McDermott M F, Aksentijevich I, Galon J, McDermott E M, Ogunkolade B W, Centola M, Mansfield E, Gadina M, Karenko L, Pettersson T, McCarthy J, Frucht D M, Aringer M, Torosyan Y, Teppo A M, Wilson M, Karaarslan H M, Wan Y, Todd I, Wood G, Schlimgen R, Kumarajeewa T R, Cooper S M, Vella J P, Amos C I, Mulley J, Quane K A, Molloy M G, Ranki A, Powell R J, Hitman G A, O'Shea J J, Kastner D L
Medical Unit, St. Bartholomew's and the Royal London Hospital School of Medicine and Dentistry, Whitechapel, London, England.
Cell. 1999 Apr 2;97(1):133-44. doi: 10.1016/s0092-8674(00)80721-7.

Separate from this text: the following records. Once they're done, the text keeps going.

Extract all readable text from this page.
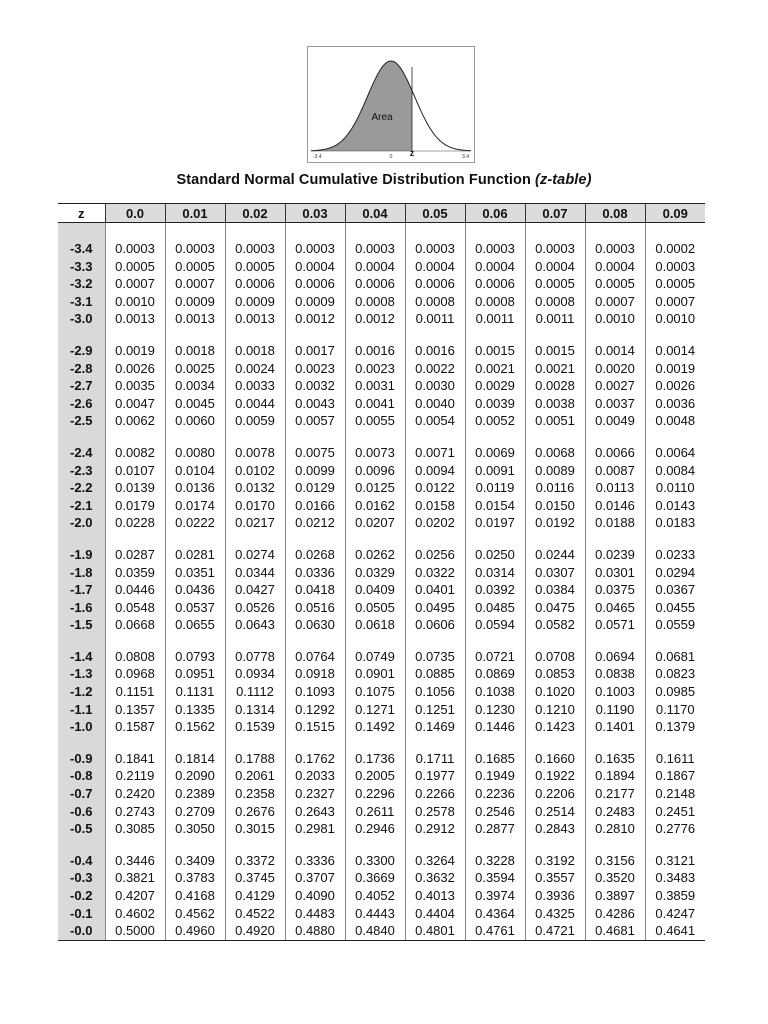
Area
z
-3.4	0	3.4
Standard Normal Cumulative Distribution Function (z-table)
z	0.0	0.01	0.02	0.03	0.04	0.05	0.06	0.07	0.08	0.09

-3.4	0.0003	0.0003	0.0003	0.0003	0.0003	0.0003	0.0003	0.0003	0.0003	0.0002
-3.3	0.0005	0.0005	0.0005	0.0004	0.0004	0.0004	0.0004	0.0004	0.0004	0.0003
-3.2	0.0007	0.0007	0.0006	0.0006	0.0006	0.0006	0.0006	0.0005	0.0005	0.0005
-3.1	0.0010	0.0009	0.0009	0.0009	0.0008	0.0008	0.0008	0.0008	0.0007	0.0007
-3.0	0.0013	0.0013	0.0013	0.0012	0.0012	0.0011	0.0011	0.0011	0.0010	0.0010

-2.9	0.0019	0.0018	0.0018	0.0017	0.0016	0.0016	0.0015	0.0015	0.0014	0.0014
-2.8	0.0026	0.0025	0.0024	0.0023	0.0023	0.0022	0.0021	0.0021	0.0020	0.0019
-2.7	0.0035	0.0034	0.0033	0.0032	0.0031	0.0030	0.0029	0.0028	0.0027	0.0026
-2.6	0.0047	0.0045	0.0044	0.0043	0.0041	0.0040	0.0039	0.0038	0.0037	0.0036
-2.5	0.0062	0.0060	0.0059	0.0057	0.0055	0.0054	0.0052	0.0051	0.0049	0.0048

-2.4	0.0082	0.0080	0.0078	0.0075	0.0073	0.0071	0.0069	0.0068	0.0066	0.0064
-2.3	0.0107	0.0104	0.0102	0.0099	0.0096	0.0094	0.0091	0.0089	0.0087	0.0084
-2.2	0.0139	0.0136	0.0132	0.0129	0.0125	0.0122	0.0119	0.0116	0.0113	0.0110
-2.1	0.0179	0.0174	0.0170	0.0166	0.0162	0.0158	0.0154	0.0150	0.0146	0.0143
-2.0	0.0228	0.0222	0.0217	0.0212	0.0207	0.0202	0.0197	0.0192	0.0188	0.0183

-1.9	0.0287	0.0281	0.0274	0.0268	0.0262	0.0256	0.0250	0.0244	0.0239	0.0233
-1.8	0.0359	0.0351	0.0344	0.0336	0.0329	0.0322	0.0314	0.0307	0.0301	0.0294
-1.7	0.0446	0.0436	0.0427	0.0418	0.0409	0.0401	0.0392	0.0384	0.0375	0.0367
-1.6	0.0548	0.0537	0.0526	0.0516	0.0505	0.0495	0.0485	0.0475	0.0465	0.0455
-1.5	0.0668	0.0655	0.0643	0.0630	0.0618	0.0606	0.0594	0.0582	0.0571	0.0559

-1.4	0.0808	0.0793	0.0778	0.0764	0.0749	0.0735	0.0721	0.0708	0.0694	0.0681
-1.3	0.0968	0.0951	0.0934	0.0918	0.0901	0.0885	0.0869	0.0853	0.0838	0.0823
-1.2	0.1151	0.1131	0.1112	0.1093	0.1075	0.1056	0.1038	0.1020	0.1003	0.0985
-1.1	0.1357	0.1335	0.1314	0.1292	0.1271	0.1251	0.1230	0.1210	0.1190	0.1170
-1.0	0.1587	0.1562	0.1539	0.1515	0.1492	0.1469	0.1446	0.1423	0.1401	0.1379

-0.9	0.1841	0.1814	0.1788	0.1762	0.1736	0.1711	0.1685	0.1660	0.1635	0.1611
-0.8	0.2119	0.2090	0.2061	0.2033	0.2005	0.1977	0.1949	0.1922	0.1894	0.1867
-0.7	0.2420	0.2389	0.2358	0.2327	0.2296	0.2266	0.2236	0.2206	0.2177	0.2148
-0.6	0.2743	0.2709	0.2676	0.2643	0.2611	0.2578	0.2546	0.2514	0.2483	0.2451
-0.5	0.3085	0.3050	0.3015	0.2981	0.2946	0.2912	0.2877	0.2843	0.2810	0.2776

-0.4	0.3446	0.3409	0.3372	0.3336	0.3300	0.3264	0.3228	0.3192	0.3156	0.3121
-0.3	0.3821	0.3783	0.3745	0.3707	0.3669	0.3632	0.3594	0.3557	0.3520	0.3483
-0.2	0.4207	0.4168	0.4129	0.4090	0.4052	0.4013	0.3974	0.3936	0.3897	0.3859
-0.1	0.4602	0.4562	0.4522	0.4483	0.4443	0.4404	0.4364	0.4325	0.4286	0.4247
-0.0	0.5000	0.4960	0.4920	0.4880	0.4840	0.4801	0.4761	0.4721	0.4681	0.4641
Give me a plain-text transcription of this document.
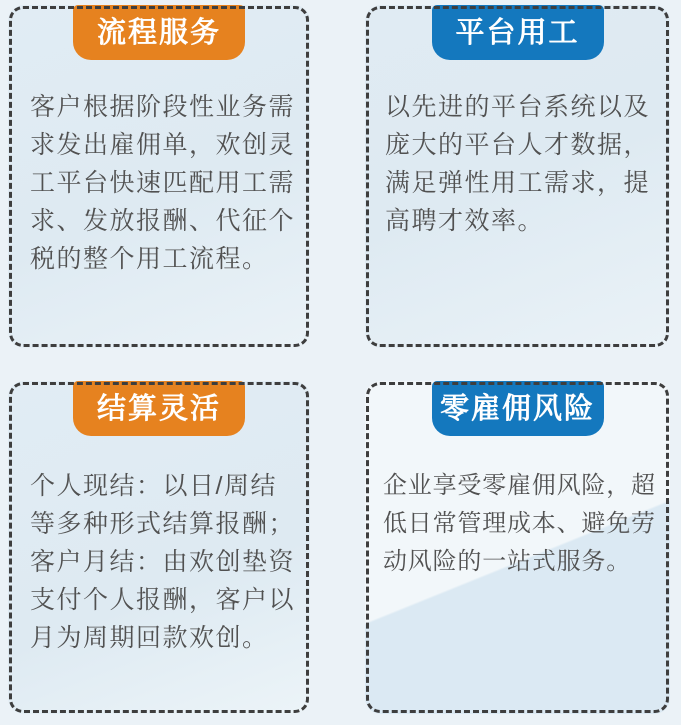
流程服务
客户根据阶段性业务需
求发出雇佣单，欢创灵
工平台快速匹配用工需
求、发放报酬、代征个
税的整个用工流程。
平台用工
以先进的平台系统以及
庞大的平台人才数据，
满足弹性用工需求，提
高聘才效率。
结算灵活
个人现结：以日/周结
等多种形式结算报酬；
客户月结：由欢创垫资
支付个人报酬，客户以
月为周期回款欢创。
零雇佣风险
企业享受零雇佣风险，超
低日常管理成本、避免劳
动风险的一站式服务。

Autosomal dominant periodic fever syndromes are characterized by unexplained episodes of fever and severe localized inflammation. In seven affected families, we found six different missense mutations of the 55 kDa tumor necrosis factor receptor (TNFR1), five of which disrupt conserved extracellular disulfide bonds. Soluble plasma TNFR1 levels in patients were approximately half normal. Leukocytes bearing a C52F mutation showed increased membrane TNFR1 and reduced receptor cleavage following stimulation. We propose that the autoinflammatory phenotype results from impaired downregulation of membrane TNFR1 and diminished shedding of potentially antagonistic soluble receptor. TNFR1-associated periodic syndromes (TRAPS) establish an important class of mutations in TNF receptors. Detailed analysis of one such mutation suggests impaired cytokine receptor clearance as a novel mechanism of disease.
常染色体显性遗传性周期性发热综合征的特征是不明原因的发热发作和严重的局部炎症。在七个患病家族中,我们发现了55 kDa肿瘤坏死因子受体(TNFR1)的六种不同错义突变,其中五种破坏了保守的细胞外二硫键。患者血浆中可溶性TNFR1水平约为正常水平的一半。携带C52F突变的白细胞在刺激后显示膜TNFR1增加且受体裂解减少。我们认为,自身炎症表型是由于膜TNFR1下调受损以及潜在拮抗可溶性受体的脱落减少所致。TNFR1相关周期性综合征(TRAPS)在TNF受体中建立了一类重要的突变。对其中一种此类突变的详细分析表明,细胞因子受体清除受损是一种新的疾病机制。